The query only needs to be run once every few months and has a list of about 2000 string.
Answer by Phil ·
I thought up something that I've done before using SQL and Excel. I used the following query: Select B.name, A.name From types as A, types as B WHERE A.name LIKE '%' + B.name + '%' ORDER BY B.name, A.name Which gave me the list of As which matched something in B. Then I exported to Excel and computed a new column. This column would start at 0 if the row above it containing A was not equal to the current rows A. Otherwise, it would add one. I then create another column which is either 1 if A and B of the current row match, otherwise it is empty. By sorting by this new column, and deleting all other rows with no entries on this column, I am left with a list of search strings and indexes, which is exactly what I want. It's a bit of a hack but considering the infrequency I have to do this, I'm fine with this solution. If there's a better way through SQL only though, I'd love to hear it.
Answer by Benjamin ·
This answer requires SQL Server 2005 or above. I'm not sure of the exact output you were looking forward, but I'm sure you can tweak that having this solution.
I didn't know the structure of your table so I can only present an example solution and not the exact solution with your table name and field names. Skip down to the SELECT portion to see how this works.
--create a table to hold the terms to search
CREATE TABLE [dbo].[Terms] (
[Word] varchar(30) NOT NULL )
--add a unique key that is clustered (for default ordering purposes)
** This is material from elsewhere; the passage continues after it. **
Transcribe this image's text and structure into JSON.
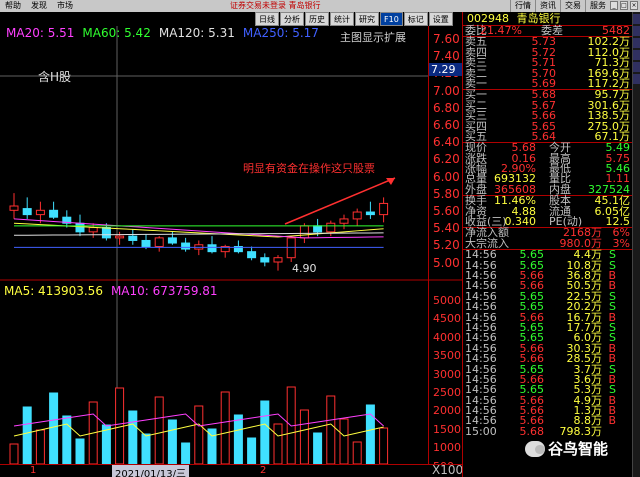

CREATE UNIQUE CLUSTERED INDEX CX_Terms
ON [dbo].[Terms] ( [Word] )
--add some values
INSERT INTO [dbo].[Terms] VALUES ('a')
INSERT INTO [dbo].[Terms] VALUES ('await')
INSERT INTO [dbo].[Terms] VALUES ('wait')
INSERT INTO [dbo].[Terms] VALUES ('waiting')
INSERT INTO [dbo].[Terms] VALUES ('walk')
--view the list of terms
SELECT [Word] FROM [dbo].[Terms]
--view the list of terms with the accompanying terms they are found in, the count and the
index position in the sub-table
SELECT
a.[Word] AS [Search Word],
b.[Word] AS [Found in Word],
COUNT(b.[Word]) OVER (PARTITION BY a.[Word]) AS [Count], --count of word containing search text including the word you are searching
ROW_NUMBER() OVER (ORDER BY a.[Word]) - RANK() OVER (ORDER BY a.[Word]) AS [Index] --the index of the word in the ordered list, 0=the word itself 1=first word which contains the searched word, etc.
FROM
[dbo].[Terms] a
INNER JOIN
[dbo].[Terms] b
ON
CHARINDEX(a.[Word], b.[Word]) > 0
--a.[Word] <> b.[Word] --don't match the same word to itself
ORDER BY
a.[Word],
b.[Word]
/*--results
Search Word Found in Word Count Index
a a 5 0
a await 5 1
a wait 5 2
a waiting 5 3
a walk 5 4
await await 1 0
wait await 3 0
wait wait 3 1
wait waiting 3 2
waiting waiting 1 0
walk walk 1 0
*/
--clean up after test
DROP TABLE [dbo].[Terms]
Answer by nigelrivett ·
select a.string, num = count(*)
from tbl a
join tbl b
on b.string like '%' + a.string + '%'
Shouldn't wait be 3 in your sample? await, wait, waiting all contain wait.
This won't be quick.